TÜSİAD
Dış Politika Forumu Direktörü Prof. Dr. Hakan Yılmaz, Rusya ile Türkiye
arasındaki yeni krizin Kıbrıs kaynaklı olabileceğini söyledi.
“Eğer perde açıldığında duvarda bir tüfek
asılı duruyorsa, hikayenin bir yerinde o tüfek mutlaka patlar.” Boğaziçi
Üniversitesi - TÜSİAD Dış Politika Forumu Direktörü Prof. Dr. Hakan Yılmaz,
ünlü Rus yazar Çehov’un bu sözünü, önceki gün yapılan Türkiye Rusya raporunun
sunumunda kullandı. Uçak krizinin yıldönümünde tamamlanan rapor, Rusya ve
Türkiye ilişkilerine ‘tarih’ ile bakıyor. Geleceğe dair öngörüler ise çok da
umut vadetmiyor. Yılmaz, iki ülke arasında pek çok ihtilafl ı konu olduğunu,
yani duvarda pek çok tüfek asılı bulunduğunu ve er geç o tüfeklerin
patlayacağını söylerken bir sonraki krizin Kıbrıs kaynaklı olabileceğini
öngördü.
Boğaziçi
Üniversitesi TÜSİAD Dış Politika Forumu, Türkiye'nin Rus uçağını 24 Kasım
2015’te düşürmesinden 1 yıl sonra Türkiye Rusya ilişkilerine tarih perspektifinden
bakan bir rapor hazırladı.
Önceki
gün Dış Politika Forumu Direktörü Prof. Dr. Hakan Yılmaz’ın moderatörlük
yaptığı forumda, Yıldız Teknik Üniversitesi Siyaset Bilimi ve Uluslararası
İlişkiler Bölümü öğretim üyesi Doç. Dr. Evren Balta ve Marmara Üniversitesi
Siyasal Bilgiler Fakültesi Uluslararası İlişkiler Bölümü öğretim üyesi Yard.

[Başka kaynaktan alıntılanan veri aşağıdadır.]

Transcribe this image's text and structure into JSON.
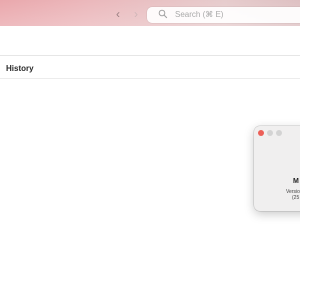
{
  "toolbar": {
    "back_label": "‹",
    "forward_label": "›",
    "search_placeholder": "Search (⌘ E)"
  },
  "main": {
    "section_title": "History"
  },
  "about_dialog": {
    "app_name_visible": "M",
    "version_visible": "Versio",
    "build_visible": "(25"
  },
  "colors": {
    "close_button": "#ec5f57",
    "inactive_button": "#d3d3d3",
    "wallpaper_accent": "#e9a3a8"
  },
  "icons": {
    "search": "search-icon",
    "back": "chevron-left-icon",
    "forward": "chevron-right-icon"
  }
}
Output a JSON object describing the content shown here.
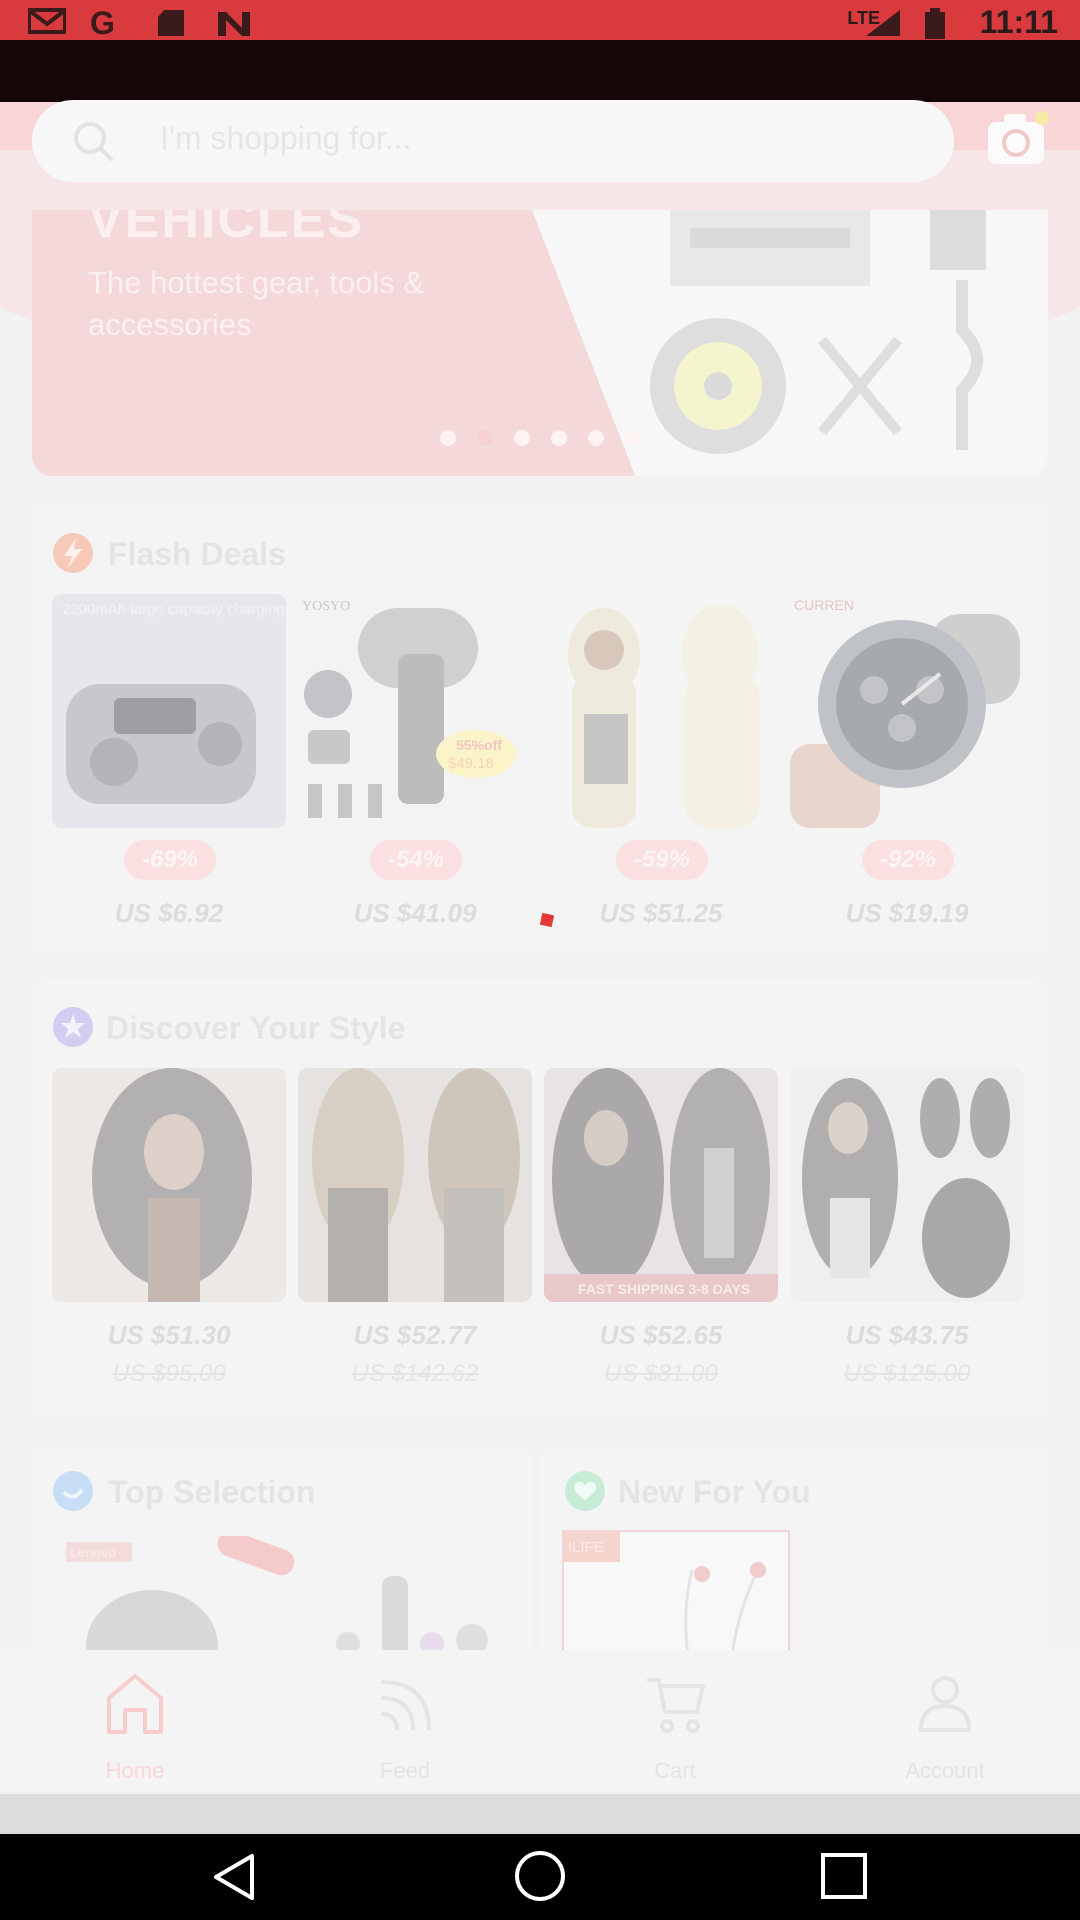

Doç. Dr. Behlül Özkan “Türkiye-Rusya İlişkilerine Tarih ile Bakmak” başlıklı
raporlarını sundu.
Sunumun
ardından yapılan soru cevap bölümünde Prof. Yılmaz, Kıbrıs’ın iki ülke arasında
yeni bir krizin konusu olabileceğini söyledi. Halen Akdeniz’de çok büyük bir
Rus askeri filosunun seyir halinde olduğunu vurgulayan Prof. Yılmaz, “6.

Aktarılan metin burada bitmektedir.